Wednesday, June 20, 2018

Multiculturalism

Makes sense to me:
Exactly how beneficial to a society is multiculturalism, this word that is so celebrated in the West?

...Put differently, all values prized by the modern West -- religious freedom, tolerance, humanism, gender equality, monogamy -- did not develop in a vacuum but rather are inextricably rooted to Judeo-Christian principles which, over the course of some 2,000 years, have had a profound influence on Western epistemology, society and, of course, culture.

While they are now taken for granted and seen as “universal” virtues, it’s not for nothing that these values were born and nourished in Western -- not Islamic, Buddhist, Hindu, Confucian, or pagan -- nations...

Returning to the initial confusion, that cultures are often conflated with race, it bears stressing that being wary or critical of multiculturalism is in no way the same thing as being wary or critical of other races or ethnicities (that is, “racism”) but rather being wary of disunity...

In short, there’s nothing wrong and much to be celebrated if a nation’s citizenry is composed of every race and ethnicity -- but only if they share the same worldview, the same priorities, the same ethics, the same rights and wrongs -- in a word, the same culture. Then it will be a strong and healthy nation, perfectly capturing the meaning of E pluribus unum.
The author is Raymond Ibrahim:
Ibrahim’s dual-background -- born and raised in the U.S. by Coptic Egyptian parents born and raised in the Middle East -- has provided him with unique advantages, from equal fluency in English and Arabic, to an equal understanding of the Western and Middle Eastern mindsets, positioning him to explain the latter to the former.

1 comment:

Auntie Ann said...

I wrote this in a comment online about 3 years ago...

There are two forms of multiculturalism:

The first recognizes that people actually have different cultures, and that those differences go beyond what spices they use in their cooking. It recognizes that people might actually want and value different things than does the prototypical liberal university professor. People who believe in this form of multiculturalism are able to accept that some cultures are incompatible with others.
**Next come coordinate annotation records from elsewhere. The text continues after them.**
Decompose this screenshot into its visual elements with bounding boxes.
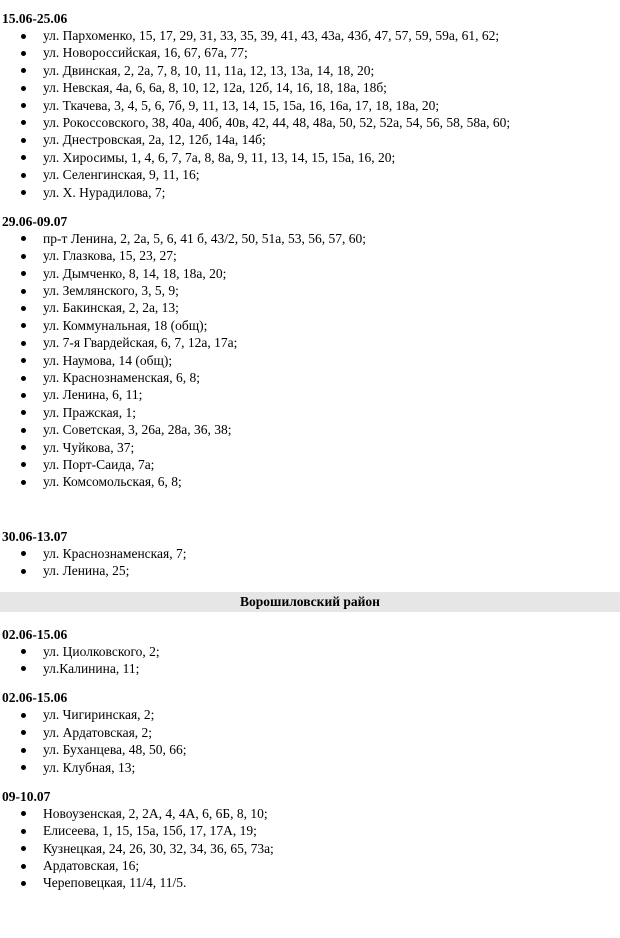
address-text: ул. Землянского, 3, 5, 9; [43, 283, 179, 299]
bullet-icon [21, 358, 26, 363]
date-range-header: 15.06-25.06 [2, 11, 68, 26]
bullet-icon [21, 713, 26, 718]
bullet-icon [21, 173, 26, 178]
list-item [0, 759, 620, 776]
address-text: Елисеева, 1, 15, 15а, 15б, 17, 17А, 19; [43, 823, 257, 839]
date-range-header: 09-10.07 [2, 788, 51, 804]
list-item [0, 184, 620, 201]
schedule-section [0, 626, 620, 678]
list-item [0, 265, 620, 282]
list-item [0, 282, 620, 299]
address-text: ул. Чигиринская, 2; [43, 707, 155, 723]
list-item [0, 44, 620, 61]
bullet-icon [21, 551, 26, 556]
address-text: ул. Х. Нурадилова, 7; [43, 184, 166, 200]
address-text: ул. Наумова, 14 (общ); [43, 352, 173, 368]
bullet-icon [21, 393, 26, 398]
address-text: ул. Пражская, 1; [43, 404, 137, 420]
bullet-icon [21, 376, 26, 381]
bullet-icon [21, 138, 26, 143]
list-item [0, 857, 620, 874]
address-text: ул. Ардатовская, 2; [43, 724, 153, 740]
address-text: ул. Рокоссовского, 38, 40а, 40б, 40в, 42, 44, 48, 48а, 50, 52, 52а, 54, 56, 58, 58а, 60; [43, 114, 511, 130]
list-item [0, 562, 620, 579]
address-text: ул. Комсомольская, 6, 8; [43, 474, 182, 490]
address-text: Череповецкая, 11/4, 11/5. [43, 875, 187, 891]
address-text: ул. Краснознаменская, 7; [43, 545, 187, 561]
list-item [0, 166, 620, 183]
address-text: Ардатовская, 16; [43, 858, 140, 874]
bullet-icon [21, 428, 26, 433]
list-item [0, 230, 620, 247]
address-list [0, 805, 620, 892]
date-range-header: 02.06-15.06 [2, 690, 68, 706]
schedule-section [0, 689, 620, 776]
address-text: пр-т Ленина, 2, 2а, 5, 6, 41 б, 43/2, 50, 51а, 53, 56, 57, 60; [43, 230, 366, 246]
address-text: ул. Селенгинская, 9, 11, 16; [43, 167, 200, 183]
list-item [0, 660, 620, 677]
list-item [0, 724, 620, 741]
list-item [0, 131, 620, 148]
bullet-icon [21, 68, 26, 73]
bullet-icon [21, 341, 26, 346]
bullet-icon [21, 289, 26, 294]
date-range-header: 29.06-09.07 [2, 213, 68, 229]
list-item [0, 114, 620, 131]
address-text: ул. Клубная, 13; [43, 759, 136, 775]
bullet-icon [21, 254, 26, 259]
address-text: Кузнецкая, 24, 26, 30, 32, 34, 36, 65, 73а; [43, 840, 274, 856]
list-item [0, 840, 620, 857]
address-text: ул. Невская, 4а, 6, 6а, 8, 10, 12, 12а, 12б, 14, 16, 18, 18а, 18б; [43, 80, 387, 96]
document [0, 10, 620, 892]
bullet-icon [21, 649, 26, 654]
list-item [0, 741, 620, 758]
bullet-icon [21, 190, 26, 195]
bullet-icon [21, 51, 26, 56]
bullet-icon [21, 765, 26, 770]
address-list [0, 545, 620, 580]
date-range-header: 02.06-15.06 [2, 626, 68, 642]
schedule-section [0, 10, 620, 201]
list-item [0, 822, 620, 839]
list-item [0, 805, 620, 822]
address-text: Новоузенская, 2, 2А, 4, 4А, 6, 6Б, 8, 10; [43, 805, 268, 821]
list-item [0, 643, 620, 660]
address-text: ул. Буханцева, 48, 50, 66; [43, 742, 187, 758]
list-item [0, 439, 620, 456]
address-text: ул. Ленина, 6, 11; [43, 387, 143, 403]
list-item [0, 27, 620, 44]
schedule-section [0, 528, 620, 580]
address-list [0, 27, 620, 201]
list-item [0, 247, 620, 264]
district-header: Ворошиловский район [0, 592, 620, 612]
bullet-icon [21, 306, 26, 311]
bullet-icon [21, 271, 26, 276]
list-item [0, 874, 620, 891]
list-item [0, 386, 620, 403]
list-item [0, 473, 620, 490]
bullet-icon [21, 730, 26, 735]
bullet-icon [21, 480, 26, 485]
bullet-icon [21, 86, 26, 91]
address-text: ул. Циолковского, 2; [43, 643, 160, 659]
bullet-icon [21, 846, 26, 851]
bullet-icon [21, 155, 26, 160]
list-item [0, 149, 620, 166]
list-item [0, 404, 620, 421]
list-item [0, 352, 620, 369]
list-item [0, 545, 620, 562]
address-list [0, 706, 620, 776]
address-list [0, 643, 620, 678]
address-text: ул. Двинская, 2, 2а, 7, 8, 10, 11, 11а, 12, 13, 13а, 14, 18, 20; [43, 62, 375, 78]
address-text: ул. Советская, 3, 26а, 28а, 36, 38; [43, 422, 232, 438]
address-text: ул. 7-я Гвардейская, 6, 7, 12а, 17а; [43, 335, 238, 351]
schedule-section [0, 213, 620, 491]
address-text: ул. Бакинская, 2, 2а, 13; [43, 300, 179, 316]
bullet-icon [21, 462, 26, 467]
list-item [0, 317, 620, 334]
bullet-icon [21, 34, 26, 39]
address-text: ул. Ленина, 25; [43, 563, 130, 579]
list-item [0, 299, 620, 316]
address-text: ул.Калинина, 11; [43, 660, 140, 676]
list-item [0, 334, 620, 351]
address-text: ул. Пархоменко, 15, 17, 29, 31, 33, 35, 39, 41, 43, 43а, 43б, 47, 57, 59, 59а, 61, 62; [43, 28, 500, 43]
bullet-icon [21, 829, 26, 834]
address-text: ул. Новороссийская, 16, 67, 67а, 77; [43, 45, 248, 61]
bullet-icon [21, 748, 26, 753]
list-item [0, 97, 620, 114]
list-item [0, 79, 620, 96]
bullet-icon [21, 569, 26, 574]
bullet-icon [21, 323, 26, 328]
address-text: ул. Чуйкова, 37; [43, 439, 135, 455]
address-text: ул. Ткачева, 3, 4, 5, 6, 7б, 9, 11, 13, 14, 15, 15а, 16, 16а, 17, 18, 18а, 20; [43, 97, 440, 113]
bullet-icon [21, 445, 26, 450]
bullet-icon [21, 103, 26, 108]
list-item [0, 369, 620, 386]
address-text: ул. Хиросимы, 1, 4, 6, 7, 7а, 8, 8а, 9, 11, 13, 14, 15, 15а, 16, 20; [43, 149, 396, 165]
address-list [0, 230, 620, 491]
address-text: ул. Глазкова, 15, 23, 27; [43, 248, 177, 264]
bullet-icon [21, 864, 26, 869]
address-text: ул. Краснознаменская, 6, 8; [43, 370, 200, 386]
date-range-header: 30.06-13.07 [2, 528, 68, 544]
list-item [0, 456, 620, 473]
bullet-icon [21, 410, 26, 415]
list-item [0, 706, 620, 723]
bullet-icon [21, 666, 26, 671]
bullet-icon [21, 236, 26, 241]
address-text: ул. Порт-Саида, 7а; [43, 456, 155, 472]
address-text: ул. Дымченко, 8, 14, 18, 18а, 20; [43, 265, 227, 281]
address-text: ул. Коммунальная, 18 (общ); [43, 317, 208, 333]
bullet-icon [21, 811, 26, 816]
bullet-icon [21, 120, 26, 125]
bullet-icon [21, 881, 26, 886]
list-item [0, 421, 620, 438]
schedule-section [0, 788, 620, 892]
address-text: ул. Днестровская, 2а, 12, 12б, 14а, 14б; [43, 132, 266, 148]
list-item [0, 62, 620, 79]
For example, a culture which believes gays should be publicly executed is incompatible with a western liberal culture. A culture which believes that husbands have a god given right to dominate, rape, and beat their wives, and divorce them by saying nine words, is incompatible with a culture that believes in the equality of the sexes. A culture which believes that girls should be ill-educated and be forced into marriages with first cousins, and which accepts a family's right to slaughter their daughters and sisters if they dress in western clothing or are seen talking with boys, is incompatible with a culture which believes that every individual should be free to better themselves and make their own decisions.

The second form of multiculturalism assumes that there aren't actually multiple cultures, but that everyone thinks the same with the same hopes and values. Of course this universal set of values perfectly aligns with a leftist-progressive worldview, where everyone wants to hold hands and teach the world to sing Kumbaya, and where the greatest ambition anyone could possibly have is sinecure in the African American Lesbian Studies department at an ivy league university. This form also believes that if you actually think people want different things out of life, that it is proof of your disgusting racism.